Pourquoi l'électrique peut donner le mal des transports
Le mal des transports naît d'un conflit sensoriel : l'oreille interne perçoit des mouvements que les yeux, sur un écran ou un livre, ne confirment pas. L'électrique peut amplifier trois facteurs : la régénération qui multiplie les décélérations à chaque lever de pied, le couple immédiat qui rend les relances plus franches, et le silence qui supprime le bruit moteur, l'indice qui annonçait inconsciemment les changements d'allure.
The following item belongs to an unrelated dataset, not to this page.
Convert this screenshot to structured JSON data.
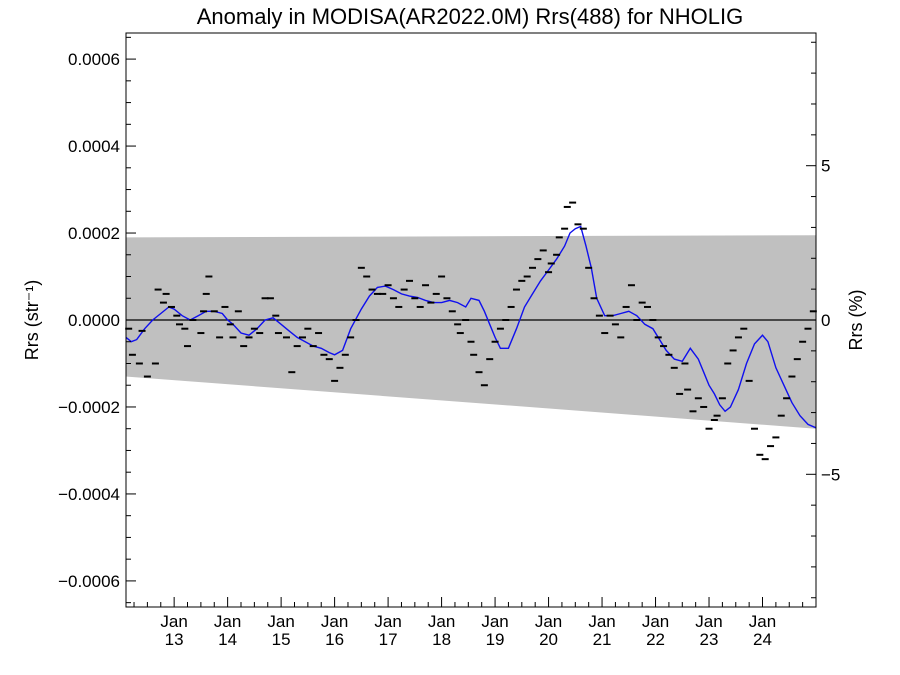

Les études sur le sujet convergent : ce n'est pas la motorisation qui rend malade, c'est le profil d'accélérations. Une électrique conduite en souplesse produit moins de sollicitations qu'une thermique à boîte manuelle et ses à-coups de rapports ; conduite en pompage régénératif permanent, elle secoue les vestibules sensibles.
Les réglages qui changent tout
- Réduire la régénération quand des passagers sensibles sont à bord : le mode faible ou roue libre transforme la voiture en berline classique très douce ; la récupération d'énergie perdue est marginale sur un trajet occasionnel.
- Éviter la conduite à une pédale en ville avec passagers : c'est le pompage lever-appuyer qui fatigue les estomacs, pas la décélération en soi.
- Utiliser le régulateur adaptatif sur voie rapide : ses transitions calculées sont plus progressives que le pied le plus doux.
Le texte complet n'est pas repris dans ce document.